Blog by Sumana Harihareswara, Changeset founder

01 Nov 2001, 8:55 a.m.

Aaron Sorkin often has various characters in "The West Wing"…

Hi, reader. I wrote this in 2001 and it's now more than five years old. So it may be very out of date; the world, and I, have changed a lot since I wrote it! I'm keeping this up for historical archive purposes, but the me of today may 100% disagree with what I said then. I rarely edit posts after publishing them, but if I do, I usually leave a note in italics to mark the edit and the reason. If this post is particularly offensive or breaches someone's privacy, please contact me.

Aaron Sorkin often has various characters in "The West Wing" say the same line throughout an episode. "Did you get the new EPA stats on child asthma?" repeated various characters to Josh last night. They also inform each other of things they already know. "We don't have the votes for an override." "We need a whip count." "Seven Republicans just said they're not coming." "The chemical abbreviation for table salt is NaCl."

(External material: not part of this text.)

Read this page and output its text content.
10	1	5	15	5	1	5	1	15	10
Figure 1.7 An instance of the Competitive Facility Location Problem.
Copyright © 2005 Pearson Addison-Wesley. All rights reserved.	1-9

One reason for this trope -- a trope that Leonard noticed last night -- is to intensify the dramatic sense of the White House as a single entity with many mouths. They try out soundbites on each other, they care about the same things, they intensely focus on the same issues simultaneously, they try to back each other up.

Another reason might be so Aaron Sorkin can save time using copy-and-paste instead of having to write new dialogue.